La tentation est grande d’imputer ce trou d’air à des causes extérieures telles que la guerre des monnaies ou le contrechoc pétrolier. De fait, le blocage du Brésil est structurel, les deux moteurs de la croissance étant à l’arrêt : la consommation intérieure, du fait du surendettement des ménages et de l’impossibilité d’accroître les transferts sociaux financés par l’endettement de Petrobras ; les matières premières, dont les exportations pâtissent du ralentissement de la Chine. Par ailleurs, le Brésil souffre de profonds déséquilibres : la stagnation de la productivité du travail, dont le coût a augmenté de 150 % en dix ans, et le déficit chronique d’investissement ; la faiblesse de la concurrence en raison du protectionnisme ; l’indigence des services publics, particulièrement dans l’éducation et la santé ; l’ampleur des inégalités sociales et territoriales ; la faiblesse de l’État de droit, qui favorise une corruption endémique et la montée de la violence.
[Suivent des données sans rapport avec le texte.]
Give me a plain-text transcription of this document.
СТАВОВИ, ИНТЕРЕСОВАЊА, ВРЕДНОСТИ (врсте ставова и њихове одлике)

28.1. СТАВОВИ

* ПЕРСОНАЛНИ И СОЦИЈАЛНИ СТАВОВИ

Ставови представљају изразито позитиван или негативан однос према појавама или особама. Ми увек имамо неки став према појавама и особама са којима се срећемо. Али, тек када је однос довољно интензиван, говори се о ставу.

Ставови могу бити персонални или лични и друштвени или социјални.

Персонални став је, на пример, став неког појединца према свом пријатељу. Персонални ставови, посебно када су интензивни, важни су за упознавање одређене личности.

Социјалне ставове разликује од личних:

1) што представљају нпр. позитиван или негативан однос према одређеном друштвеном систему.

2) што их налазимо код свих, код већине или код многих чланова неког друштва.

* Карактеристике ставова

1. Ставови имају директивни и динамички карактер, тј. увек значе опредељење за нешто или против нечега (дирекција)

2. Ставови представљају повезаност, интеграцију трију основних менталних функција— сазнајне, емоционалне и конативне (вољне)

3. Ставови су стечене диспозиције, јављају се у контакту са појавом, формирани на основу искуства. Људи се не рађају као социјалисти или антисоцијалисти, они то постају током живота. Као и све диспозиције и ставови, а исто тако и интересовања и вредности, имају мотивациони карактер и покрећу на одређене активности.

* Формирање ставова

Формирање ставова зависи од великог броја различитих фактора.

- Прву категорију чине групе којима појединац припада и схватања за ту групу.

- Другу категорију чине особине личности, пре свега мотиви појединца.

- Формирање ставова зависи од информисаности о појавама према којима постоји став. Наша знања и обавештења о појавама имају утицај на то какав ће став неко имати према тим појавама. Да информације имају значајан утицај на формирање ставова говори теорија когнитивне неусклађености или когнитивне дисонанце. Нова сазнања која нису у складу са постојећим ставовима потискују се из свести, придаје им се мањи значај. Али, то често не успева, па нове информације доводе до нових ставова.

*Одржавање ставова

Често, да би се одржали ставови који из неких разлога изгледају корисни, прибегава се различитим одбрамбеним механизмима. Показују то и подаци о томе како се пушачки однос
Ces signaux d’alerte ont été systématiquement ignorés pour les besoins de l’organisation de la Coupe du monde de football puis de la difficile réélection de Dilma Roussef en octobre dernier avec 51,6 % des voix. Elle n’a cessé de nier la crise en cédant à une dérive démagogique et nationaliste, cherchant des boucs émissaires dans les « prédateurs internes et les ennemis de l’extérieur ».
Le Brésil et sa présidente sont gravement déstabilisés. Dilma Roussef, qui a présidé Petrobras de 2003 à 2010, pourrait voir sa responsabilité engagée dans la mise en coupe réglée de la compagnie, voire faire l’objet d’une procédure de destitution. Elle ne peut s’appuyer ni sur son gouvernement de coalition pléthorique, qui compte trente-neuf membres issus d’une douzaine de partis, ni sur une majorité hétéroclite. Le rétablissement des finances publiques et la politique de l’offre indispensables au redressement vont à l’opposé de sa campagne et valident le programme de son opposant, Aécio Neves. Appelant à « la rigueur sans les sacrifices », elle tente une improbable synthèse entre le projet du candidat libéral battu – de la hausse des taux d’intérêt aux 8 milliards de dollars de coupes budgétaires annoncées – tout en persistant à augmenter le salaire minimum ou les pensions de retraite.
Avec le Brésil se joue le destin de l’Amérique latine, dont il représente 60 % du poids économique. Le continent est écartelé entre deux blocs qui divergent. Les pays stables en forte croissance, assis sur une solide compétitivité et une large ouverture internationale, comme le Chili ou la Colombie. Les pays qui basculent dans le chaos, à l’image de l’Argentine de Cristina Kirchner – qui conjugue la récession et le défaut financier avec le scandale né de la mort suspecte du procureur Nisman, qui était sur le point de l’inculper – ou du Venezuela de Nicola Maduro – l’un des pays les plus riches du monde que le chavisme mène à un défaut programmé grâce au cumul de la récession (-4 %), d’une inflation supérieure à 60 % et d’une dette publique sortie de tout contrôle.
La profonde division du Brésil reproduit celle de l’Amérique latine. Il est vital que le Brésil, fort de ses formidables atouts, mette un coup d’arrêt à la dérive autoritaire, nationaliste et populiste de Dilma Roussef pour choisir résolument le camp de l’État de droit et de la réforme économique.